Ag Today June 22, 2020

Lack of sales data hurts cotton farmers hoping for federal recovery money [Bakersfield Californian]

…Pima growers aren’t giving up. They’re trying to make the case to the U.S. Department of Agriculture that the crop did, indeed, suffer a big enough price decline to deserve some of the $16 billion in federal money set aside last month to help farmers. Qualified growers stand to receive direct payments of up to $250,000 each. This week, the Kern County Farm Bureau issued a “call to action” asking local Pima farmers to write letters urging the USDA to reconsider its ruling that the crop didn’t qualify for federal financial assistance.


San Diego County farmers fight for share of federal COVID-19 relief money [inewsource, San Diego]

Farmers who grow San Diego County’s most valuable crops may miss out on federal cash for coronavirus-related losses because some of their agriculture products — primarily flowers, nursery plants and exotic fruits — are not included in the relief program. The growers are pushing to get their specialty crops added to the government’s eligible list, and the U.S. Department of Agriculture appears willing to hear them out. … Hannah Gbeh, the San Diego County Farm Bureau’s executive director, described the region’s agriculture as unique.


Farmworkers adjust to new health protocols as grape harvest peaks during coronavirus pandemic [Palm Springs Desert Sun]

… With the harvest season peaking as communities in the eastern part of the region continue to report higher rates of infection than other neighboring cities, farmworkers are forced to make the difficult decision between a paycheck or sheltering at home. … In the fields, many workers have traded bandanas, long used to protect faces and necks from the sun, for cloth masks. Efforts to practice good hygiene — disinfecting tools and washing hands after using the bathroom — have increased.

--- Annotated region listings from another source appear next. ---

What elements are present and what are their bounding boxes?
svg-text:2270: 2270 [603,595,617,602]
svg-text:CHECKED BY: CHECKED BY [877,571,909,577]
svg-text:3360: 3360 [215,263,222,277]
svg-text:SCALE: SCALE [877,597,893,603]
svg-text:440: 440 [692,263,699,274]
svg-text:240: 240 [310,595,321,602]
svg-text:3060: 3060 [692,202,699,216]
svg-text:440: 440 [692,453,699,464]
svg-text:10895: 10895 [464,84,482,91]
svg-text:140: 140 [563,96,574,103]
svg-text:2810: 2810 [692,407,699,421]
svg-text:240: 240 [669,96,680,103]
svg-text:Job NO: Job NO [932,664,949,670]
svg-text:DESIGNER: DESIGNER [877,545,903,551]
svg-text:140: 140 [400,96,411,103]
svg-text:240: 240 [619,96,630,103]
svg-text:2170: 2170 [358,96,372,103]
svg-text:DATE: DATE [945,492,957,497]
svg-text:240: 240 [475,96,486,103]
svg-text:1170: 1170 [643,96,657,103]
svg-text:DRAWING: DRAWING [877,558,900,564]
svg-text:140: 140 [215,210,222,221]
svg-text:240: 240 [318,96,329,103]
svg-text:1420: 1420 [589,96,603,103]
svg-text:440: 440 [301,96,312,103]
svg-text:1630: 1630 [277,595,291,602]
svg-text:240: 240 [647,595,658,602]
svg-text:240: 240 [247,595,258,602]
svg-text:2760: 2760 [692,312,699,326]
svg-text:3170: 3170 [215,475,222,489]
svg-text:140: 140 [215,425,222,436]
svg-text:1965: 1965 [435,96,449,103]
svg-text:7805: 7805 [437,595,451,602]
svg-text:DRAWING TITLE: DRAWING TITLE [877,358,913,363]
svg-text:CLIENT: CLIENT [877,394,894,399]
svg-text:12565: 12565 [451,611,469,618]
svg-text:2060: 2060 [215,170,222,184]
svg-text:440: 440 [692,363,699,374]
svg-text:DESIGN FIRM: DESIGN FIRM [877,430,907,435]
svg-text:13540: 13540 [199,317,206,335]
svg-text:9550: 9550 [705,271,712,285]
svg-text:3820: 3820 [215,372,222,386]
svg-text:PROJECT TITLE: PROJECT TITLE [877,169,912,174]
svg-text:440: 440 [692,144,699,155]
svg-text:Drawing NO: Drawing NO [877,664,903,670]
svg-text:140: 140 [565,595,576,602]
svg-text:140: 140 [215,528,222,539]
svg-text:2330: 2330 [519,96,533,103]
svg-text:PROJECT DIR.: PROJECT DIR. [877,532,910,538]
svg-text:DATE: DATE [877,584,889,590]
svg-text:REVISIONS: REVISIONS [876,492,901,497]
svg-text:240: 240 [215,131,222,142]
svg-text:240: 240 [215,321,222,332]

For some California teens, school closures led to work in the fields [CalMatters]

… Like many students in California’s agricultural communities, the Salvador sisters’ personal and educational lives have been upended by the coronavirus pandemic  When the health crisis interrupted education across the state, closing schools in March and moving learning online, many of these students went to work in the vast green fields that feed much of the country. … The dilemma is playing out in agricultural communities from Imperial County on the southern border to Monterey on the Central Coast to Butte County in Northern California.


Opinion: Essential workers indispensable for feeding us but remain afterthoughts [Ventura County Star]

… The indispensable contributions of farmworkers before and especially during this pandemic confirm the legitimacy of their commitment to this nation. They have more than earned the right to be treated with respect and assurances that labor laws that are supposed to protect them are enforced. … Regardless of their status, they should not be working in the shadows and whispers of a democratic society. We must give farmworkers the right to legalize their status in the U.S.


What’s gotten into the price of cheese? [New York Times]

The wholesale market for Cheddar is typically a mild one. But the vagaries of supply and demand during the pandemic have caused sharp swings in cheese prices, which rose to record highs this month — just weeks after plummeting to nearly 20-year lows. Consumers are buying way more cheese, even as the usually huge demand from restaurants and schools has fallen off. Dairy farmers and prepared-food companies, which supply ingredients to cheese makers or buy their products, have seen disruptions in their businesses. Together, these countervailing forces have fueled the up-and-down trading in the market.


Battery-powered pickups? California’s next clean air rule targets gas-powered trucks, big rigs [Sacramento Bee]

… California’s air pollution agency this week is poised to pass a rule that would require truck manufacturers to cut their production of gas-powered vehicles by more than half over the next 15 years and instead sell battery- and hydrogen-powered machines. … The main fight behind the scenes as the Air Resources Board developed the regulation centered on how quickly it would apply to heavy pickup trucks and delivery vans. … By 2035, the rule would require zero-emission trucks to account for 55% of medium-duty sales — including pickups — beginning with a 5% requirement in 2024.